Un sentiment de lassitude fit expirer Il Hyo.

— À mon tour de t’interroger, décida-t-il. Le père de Yue… quel genre d’homme… comment se comportait-il avec sa fille ?

La question étonna Bard, qui peinait à se figurer ce qu’Il Hyo prévoyait de faire de sa réponse. Il eut besoin d’en appeler à des souvenirs aussi rares que lointains : ceux d’une autre vie, et dont il était peu fier.

— Je ne peux pas dire que je l’ai connu ou que j’ai appris à le connaitre. Ne pas parler de lui fait partie des règles tacites de notre maison. Tout ce que je sais, c’est qu’ils s’aimaient beaucoup.
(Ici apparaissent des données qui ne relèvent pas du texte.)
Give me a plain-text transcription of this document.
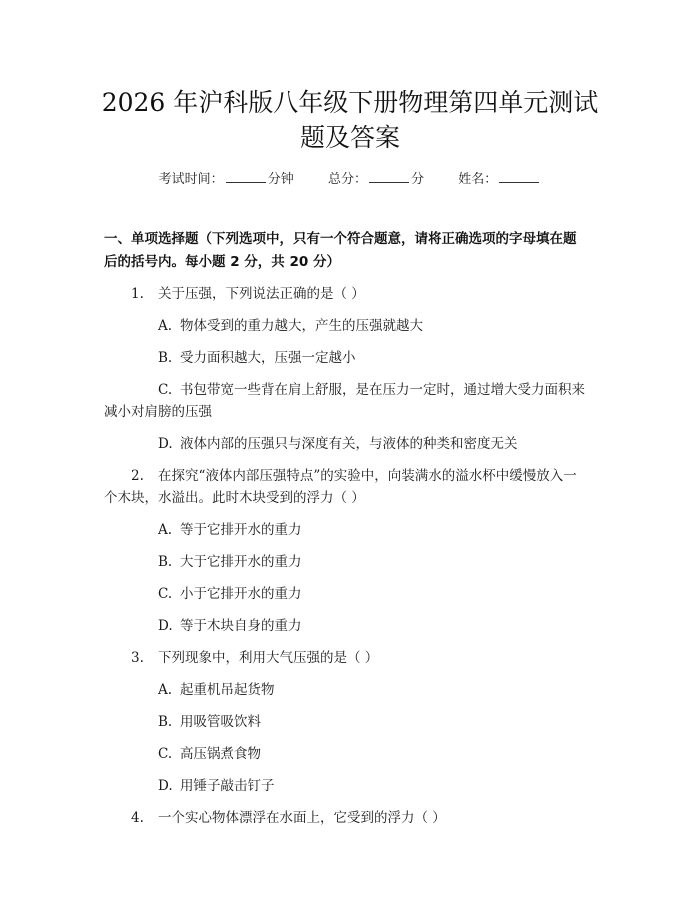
2026 年沪科版八年级下册物理第四单元测试
题及答案
考试时间：	分钟	总分：	分	姓名：
一、单项选择题（下列选项中，只有一个符合题意，请将正确选项的字母填在题
后的括号内。每小题 2 分，共 20 分）
1. 关于压强，下列说法正确的是（ ）
A. 物体受到的重力越大，产生的压强就越大
B. 受力面积越大，压强一定越小
C. 书包带宽一些背在肩上舒服，是在压力一定时，通过增大受力面积来
减小对肩膀的压强
D. 液体内部的压强只与深度有关，与液体的种类和密度无关
2. 在探究“液体内部压强特点”的实验中，向装满水的溢水杯中缓慢放入一
个木块，水溢出。此时木块受到的浮力（ ）
A. 等于它排开水的重力
B. 大于它排开水的重力
C. 小于它排开水的重力
D. 等于木块自身的重力
3. 下列现象中，利用大气压强的是（ ）
A. 起重机吊起货物
B. 用吸管吸饮料
C. 高压锅煮食物
D. 用锤子敲击钉子
4. 一个实心物体漂浮在水面上，它受到的浮力（ ）
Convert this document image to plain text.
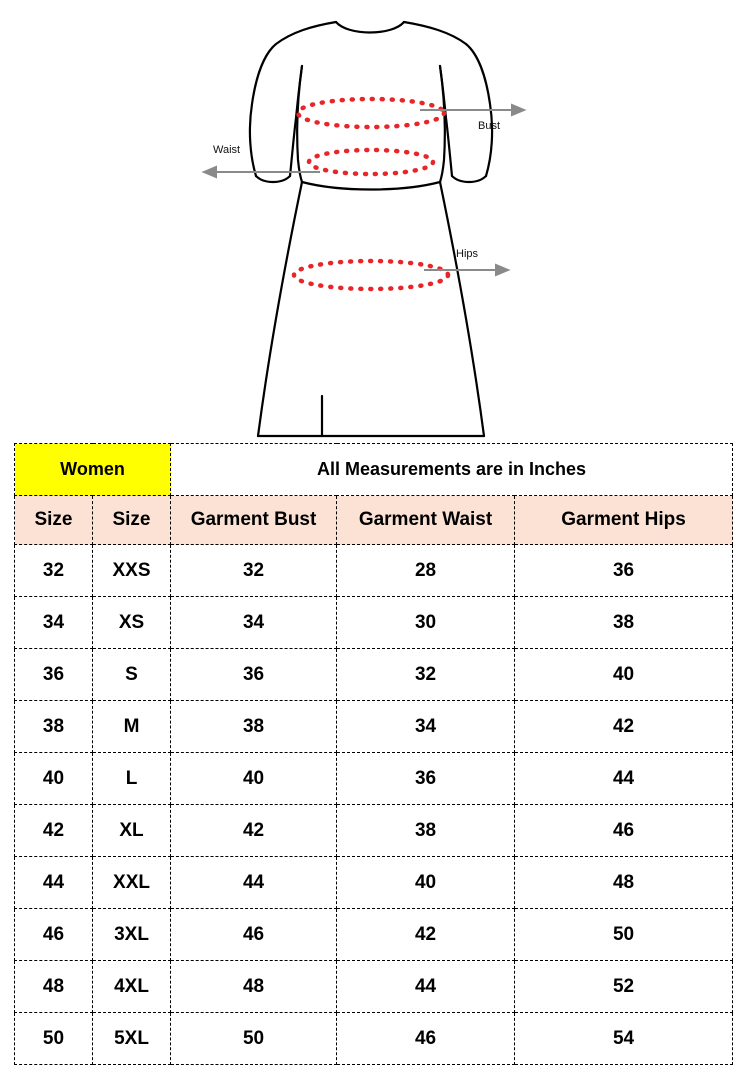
Bust
Waist
Hips
Women		All Measurements are in Inches		
Size	Size	Garment Bust	Garment Waist	Garment Hips
32	XXS	32	28	36
34	XS	34	30	38
36	S	36	32	40
38	M	38	34	42
40	L	40	36	44
42	XL	42	38	46
44	XXL	44	40	48
46	3XL	46	42	50
48	4XL	48	44	52
50	5XL	50	46	54
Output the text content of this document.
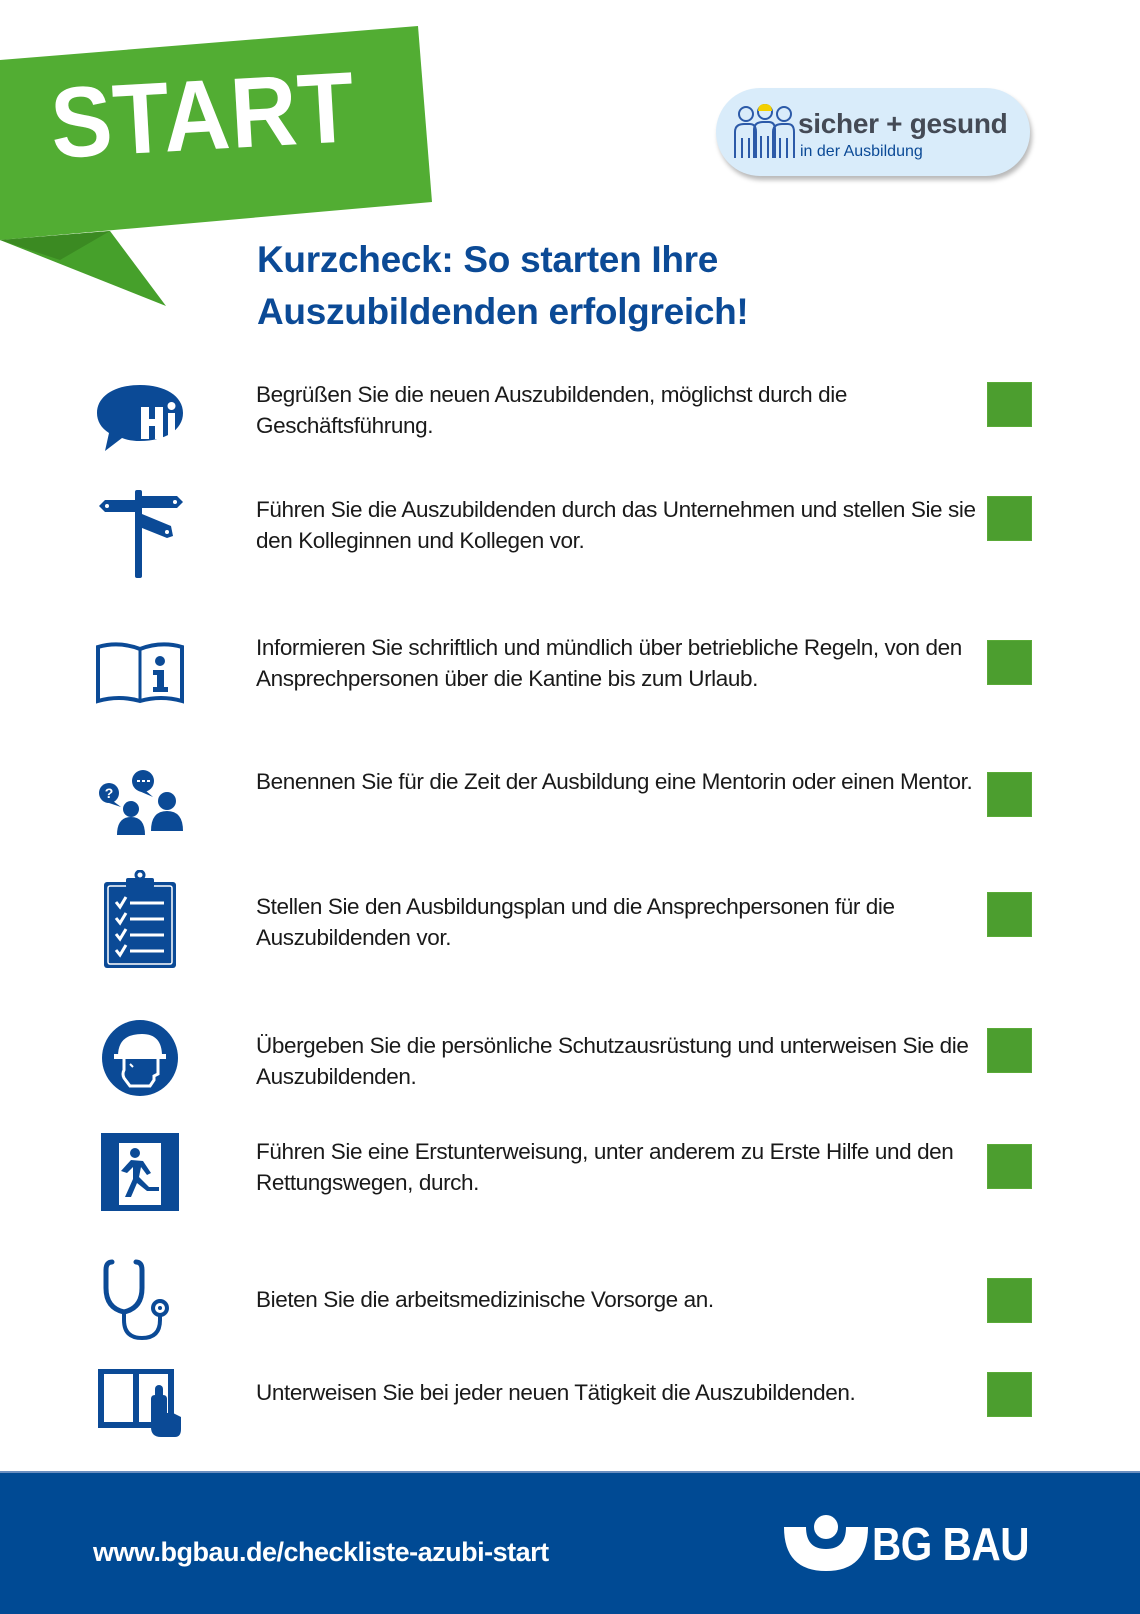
START	sicher + gesund
in der Ausbildung
Kurzcheck: So starten Ihre
Auszubildenden erfolgreich!
Begrüßen Sie die neuen Auszubildenden, möglichst durch die Geschäftsführung.
Führen Sie die Auszubildenden durch das Unternehmen und stellen Sie sie den Kolleginnen und Kollegen vor.
Informieren Sie schriftlich und mündlich über betriebliche Regeln, von den Ansprechpersonen über die Kantine bis zum Urlaub.
?	Benennen Sie für die Zeit der Ausbildung eine Mentorin oder einen Mentor.
Stellen Sie den Ausbildungsplan und die Ansprechpersonen für die Auszubildenden vor.
Übergeben Sie die persönliche Schutzausrüstung und unterweisen Sie die Auszubildenden.
Führen Sie eine Erstunterweisung, unter anderem zu Erste Hilfe und den Rettungswegen, durch.
Bieten Sie die arbeitsmedizinische Vorsorge an.
Unterweisen Sie bei jeder neuen Tätigkeit die Auszubildenden.
www.bgbau.de/checkliste-azubi-start	BG BAU
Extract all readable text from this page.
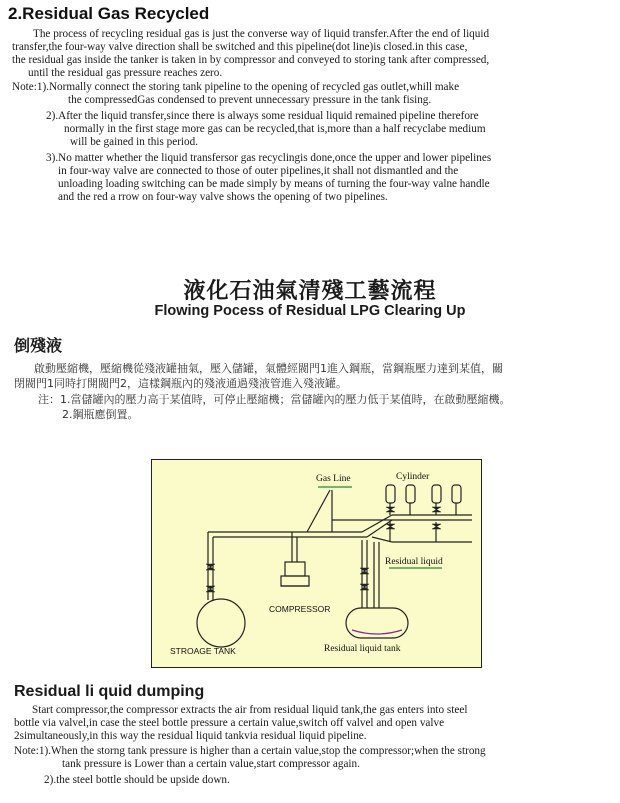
2.Residual Gas Recycled
The process of recycling residual gas is just the converse way of liquid transfer.After the end of liquid
transfer,the four-way valve direction shall be switched and this pipeline(dot line)is closed.in this case,
the residual gas inside the tanker is taken in by compressor and conveyed to storing tank after compressed,
until the residual gas pressure reaches zero.
Note:1).Normally connect the storing tank pipeline to the opening of recycled gas outlet,whill make
the compressedGas condensed to prevent unnecessary pressure in the tank fising.
2).After the liquid transfer,since there is always some residual liquid remained pipeline therefore
normally in the first stage more gas can be recycled,that is,more than a half recyclabe medium
will be gained in this period.
3).No matter whether the liquid transfersor gas recyclingis done,once the upper and lower pipelines
in four-way valve are connected to those of outer pipelines,it shall not dismantled and the
unloading loading switching can be made simply by means of turning the four-way valne handle
and the red a rrow on four-way valve shows the opening of two pipelines.
液化石油氣清殘工藝流程
Flowing Pocess of Residual LPG Clearing Up
倒殘液
啟動壓縮機，壓縮機從殘液罐抽氣，壓入儲罐，氣體經閥門1進入鋼瓶，當鋼瓶壓力達到某值，關
閉閥門1同時打開閥門2，這樣鋼瓶內的殘液通過殘液管進入殘液罐。
注：1.當儲罐內的壓力高于某值時，可停止壓縮機；當儲罐內的壓力低于某值時，在啟動壓縮機。
2.鋼瓶應倒置。
Gas Line	Cylinder
Residual liquid
COMPRESSOR
STROAGE TANK	Residual liquid tank
Residual li quid dumping
Start compressor,the compressor extracts the air from residual liquid tank,the gas enters into steel
bottle via valvel,in case the steel bottle pressure a certain value,switch off valvel and open valve
2simultaneously,in this way the residual liquid tankvia residual liquid pipeline.
Note:1).When the storng tank pressure is higher than a certain value,stop the compressor;when the strong
tank pressure is Lower than a certain value,start compressor again.
2).the steel bottle should be upside down.
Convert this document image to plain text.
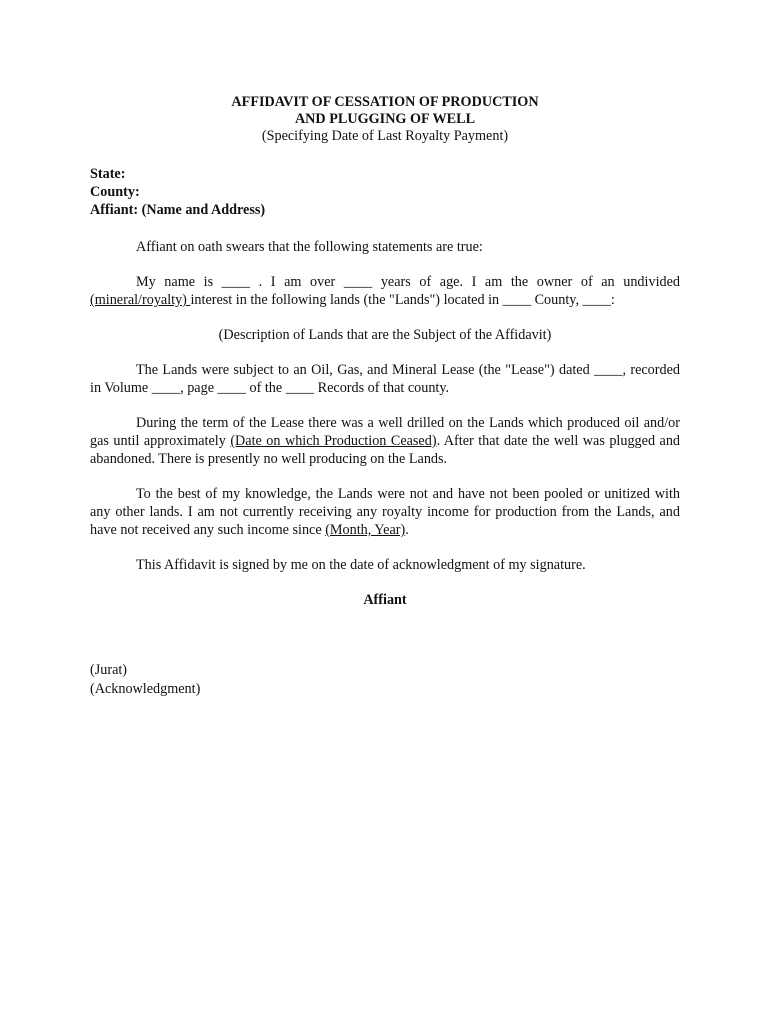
AFFIDAVIT OF CESSATION OF PRODUCTION
AND PLUGGING OF WELL
(Specifying Date of Last Royalty Payment)
State:
County:
Affiant: (Name and Address)

Affiant on oath swears that the following statements are true:

My name is ____ . I am over ____ years of age. I am the owner of an undivided (mineral/royalty) interest in the following lands (the "Lands") located in ____ County, ____:

(Description of Lands that are the Subject of the Affidavit)

The Lands were subject to an Oil, Gas, and Mineral Lease (the "Lease") dated ____, recorded in Volume ____, page ____ of the ____ Records of that county.

During the term of the Lease there was a well drilled on the Lands which produced oil and/or gas until approximately (Date on which Production Ceased). After that date the well was plugged and abandoned. There is presently no well producing on the Lands.

To the best of my knowledge, the Lands were not and have not been pooled or unitized with any other lands. I am not currently receiving any royalty income for production from the Lands, and have not received any such income since (Month, Year).

This Affidavit is signed by me on the date of acknowledgment of my signature.

Affiant
(Jurat)
(Acknowledgment)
C’était presque rageant de voir à quel point ils étaient proches.

— Rageant ?

— Oui. Rageant. Je voyais mon propre père une fois par an quand j’avais de la chance. Ma mère ne pouvait pas me voir en peinture. Yue… son père l’avait constamment dans les bras, à croire que toute sa vie tournait autour d’elle. Il l’aimait… plus que la plupart des gens aiment. Il la protégeait. Je crois qu’elle se sentait en sécurité avec lui, et que ça fait des années qu’elle est sur ses gardes depuis qu’il n’est plus là.

Il Hyo peinait à réconcilier l’image qu’il avait de Yo Rin avec la description qu’en faisait Bard. Pouvait-il sincèrement avoir changé au point de devenir une présence rassurante plutôt qu’une menace ?

— Si ta mestresse veut croiser notre dragon, il faut qu’elle attende qu’il vienne à elle, tout simplement. Ou qu’elle se tourne vers la noble dame. Personne d’autre ne sait l’appeler.